Kuasku menghantam kanvas. Aisle yang menyangga kanvasku bergoyang—susah payah menahan emosiku hingga hampir jatuh.

Hitam seperti malam yang menekan suara.

Merah seperti daging yang terkoyak.

Biru pekat seperti tubuhku—terbenam.

Coretanku tak karuan.

Seperti ingin menghapus semua kenangan indah yang pernah aku lukiskan, agar mereka kembali ke asalnya—kesunyian.

 and in the end I guess I had to fall. Always find my place among the ashes…

Potongan lirik Lithiun kembali terdengar dikepalaku, seolah itu diputar langsung dari balik puing-puing hatiku.

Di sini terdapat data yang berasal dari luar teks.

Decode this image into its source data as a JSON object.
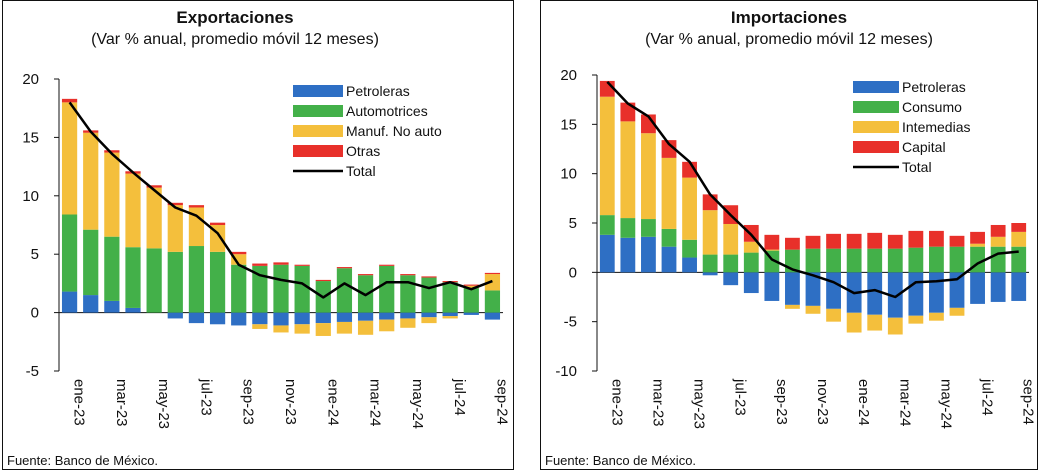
{
  "charts": [
    {
      "title": "Exportaciones",
      "subtitle": "(Var % anual, promedio móvil 12 meses)",
      "source": "Fuente: Banco de México."
    },
    {
      "title": "Importaciones",
      "subtitle": "(Var % anual, promedio móvil 12 meses)",
      "source": "Fuente: Banco de México."
    }
  ],
  "chart_data": [
    {
      "type": "bar",
      "title": "Exportaciones",
      "subtitle": "(Var % anual, promedio móvil 12 meses)",
      "stacked": true,
      "ylim": [
        -5,
        20
      ],
      "yticks": [
        -5,
        0,
        5,
        10,
        15,
        20
      ],
      "categories": [
        "ene-23",
        "feb-23",
        "mar-23",
        "abr-23",
        "may-23",
        "jun-23",
        "jul-23",
        "ago-23",
        "sep-23",
        "oct-23",
        "nov-23",
        "dic-23",
        "ene-24",
        "feb-24",
        "mar-24",
        "abr-24",
        "may-24",
        "jun-24",
        "jul-24",
        "ago-24",
        "sep-24"
      ],
      "xtick_labels": [
        "ene-23",
        "mar-23",
        "may-23",
        "jul-23",
        "sep-23",
        "nov-23",
        "ene-24",
        "mar-24",
        "may-24",
        "jul-24",
        "sep-24"
      ],
      "legend_position": "top-right",
      "series": [
        {
          "name": "Petroleras",
          "color": "#2e6fc4",
          "values": [
            1.8,
            1.5,
            1.0,
            0.4,
            0.0,
            -0.5,
            -0.9,
            -1.0,
            -1.1,
            -1.0,
            -1.1,
            -1.0,
            -0.9,
            -0.8,
            -0.7,
            -0.6,
            -0.5,
            -0.4,
            -0.3,
            -0.2,
            -0.6
          ]
        },
        {
          "name": "Automotrices",
          "color": "#43b049",
          "values": [
            6.6,
            5.6,
            5.5,
            5.2,
            5.5,
            5.2,
            5.7,
            5.2,
            4.1,
            4.0,
            4.1,
            4.0,
            2.7,
            3.8,
            3.2,
            4.0,
            3.2,
            3.0,
            2.6,
            2.1,
            1.9
          ]
        },
        {
          "name": "Manuf. No auto",
          "color": "#f4bf3c",
          "values": [
            9.6,
            8.3,
            7.2,
            6.3,
            5.2,
            4.0,
            3.3,
            2.3,
            0.9,
            -0.4,
            -0.6,
            -0.8,
            -1.1,
            -1.0,
            -1.2,
            -1.0,
            -0.8,
            -0.5,
            -0.2,
            0.2,
            1.4
          ]
        },
        {
          "name": "Otras",
          "color": "#e8302a",
          "values": [
            0.3,
            0.2,
            0.2,
            0.2,
            0.2,
            0.2,
            0.2,
            0.2,
            0.2,
            0.2,
            0.2,
            0.1,
            0.1,
            0.1,
            0.1,
            0.1,
            0.1,
            0.1,
            0.1,
            0.1,
            0.1
          ]
        },
        {
          "name": "Total",
          "color": "#000000",
          "type": "line",
          "values": [
            18.0,
            15.5,
            13.6,
            12.0,
            10.5,
            9.0,
            8.3,
            6.8,
            4.1,
            3.2,
            2.8,
            2.5,
            1.3,
            2.5,
            1.5,
            2.6,
            2.6,
            2.1,
            2.6,
            2.0,
            2.7
          ]
        }
      ]
    },
    {
      "type": "bar",
      "title": "Importaciones",
      "subtitle": "(Var % anual, promedio móvil 12 meses)",
      "stacked": true,
      "ylim": [
        -10,
        20
      ],
      "yticks": [
        -10,
        -5,
        0,
        5,
        10,
        15,
        20
      ],
      "categories": [
        "ene-23",
        "feb-23",
        "mar-23",
        "abr-23",
        "may-23",
        "jun-23",
        "jul-23",
        "ago-23",
        "sep-23",
        "oct-23",
        "nov-23",
        "dic-23",
        "ene-24",
        "feb-24",
        "mar-24",
        "abr-24",
        "may-24",
        "jun-24",
        "jul-24",
        "ago-24",
        "sep-24"
      ],
      "xtick_labels": [
        "ene-23",
        "mar-23",
        "may-23",
        "jul-23",
        "sep-23",
        "nov-23",
        "ene-24",
        "mar-24",
        "may-24",
        "jul-24",
        "sep-24"
      ],
      "legend_position": "top-right",
      "series": [
        {
          "name": "Petroleras",
          "color": "#2e6fc4",
          "values": [
            3.8,
            3.5,
            3.6,
            2.6,
            1.5,
            -0.3,
            -1.3,
            -2.1,
            -2.9,
            -3.3,
            -3.4,
            -3.7,
            -4.1,
            -4.3,
            -4.6,
            -4.4,
            -4.1,
            -3.6,
            -3.2,
            -3.0,
            -2.9
          ]
        },
        {
          "name": "Consumo",
          "color": "#43b049",
          "values": [
            2.0,
            2.0,
            1.8,
            1.8,
            1.8,
            1.8,
            1.8,
            2.0,
            2.2,
            2.3,
            2.4,
            2.4,
            2.4,
            2.4,
            2.4,
            2.5,
            2.6,
            2.6,
            2.6,
            2.6,
            2.6
          ]
        },
        {
          "name": "Intemedias",
          "color": "#f4bf3c",
          "values": [
            12.0,
            9.8,
            8.7,
            7.2,
            6.3,
            4.5,
            3.1,
            1.1,
            0.1,
            -0.4,
            -0.8,
            -1.3,
            -2.0,
            -1.6,
            -1.7,
            -0.8,
            -0.8,
            -0.8,
            0.3,
            1.0,
            1.5
          ]
        },
        {
          "name": "Capital",
          "color": "#e8302a",
          "values": [
            1.6,
            1.9,
            1.9,
            1.8,
            1.6,
            1.6,
            1.9,
            1.7,
            1.5,
            1.2,
            1.3,
            1.5,
            1.5,
            1.6,
            1.4,
            1.7,
            1.6,
            1.1,
            1.2,
            1.2,
            0.9
          ]
        },
        {
          "name": "Total",
          "color": "#000000",
          "type": "line",
          "values": [
            19.3,
            17.1,
            15.8,
            13.0,
            11.2,
            7.9,
            5.8,
            3.8,
            1.3,
            0.3,
            -0.3,
            -1.0,
            -2.1,
            -1.8,
            -2.5,
            -1.0,
            -0.9,
            -0.7,
            0.9,
            1.9,
            2.1
          ]
        }
      ]
    }
  ]
}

Always find my place among the ashes?

| Ya…kau hanya serpihan abu yang terbang terlalu tinggi menggapai cahaya tapi cahaya-

| bukan tempatmu.

Kuas itu akhirnya kulempar.

Bersama palet dan cat.

Semua berterbangan, menghantam dinding dengan suara nyaring.

Terbanting. Terpental. Terciprat.

Satu kaleng kecil bahkan terguling dan menumpahkan warnanya ke lantai.

“Aaaaaarrrggghhhh!!!” suaraku terpecah dari tenggorokanku. Tanpa bentuk—bahkan tak kukenali.

Teriakan yang bukan lahir dari amarah…tapi dari sesuatu yang lebih dalam—lebih gelap. Kehampaan yang menjerit minta diakui.

Aku terdiam sejenak, mematung. Dadaku naik-turun. Telingaku berdenging.

Lukisanku kini tak lagi bermakna. Hanya ampas rasa.

Tubuhku merosot perlahan, seperti tak ada tulang, seperti runtuh dari dalam. Aku terduduk di lantai, di antara cipratan cat dan serpihan palet pecah.

Kepalaku menunduk, menatap tanganku yang berlumuran cat.

Jari-jari ini…dulu menciptakan keindahan. Sekarang hanya meninggalkan bekas luka di kanvas.

Aku tidak menangis. Tangis itu terlalu mewah. Aku hanya terdiam dengan keheningan yang menggema di dalam kepala.

Cat yang tumpah mengalir pelan, menyebar membentuk pola tak tentu di ubin yang retak.

Aku menoleh menatap itu.

Warnanya persis seperti dinding di kamar paman.

Hijau pudar yang aneh. Lembab. Seperti berlumut kenangan.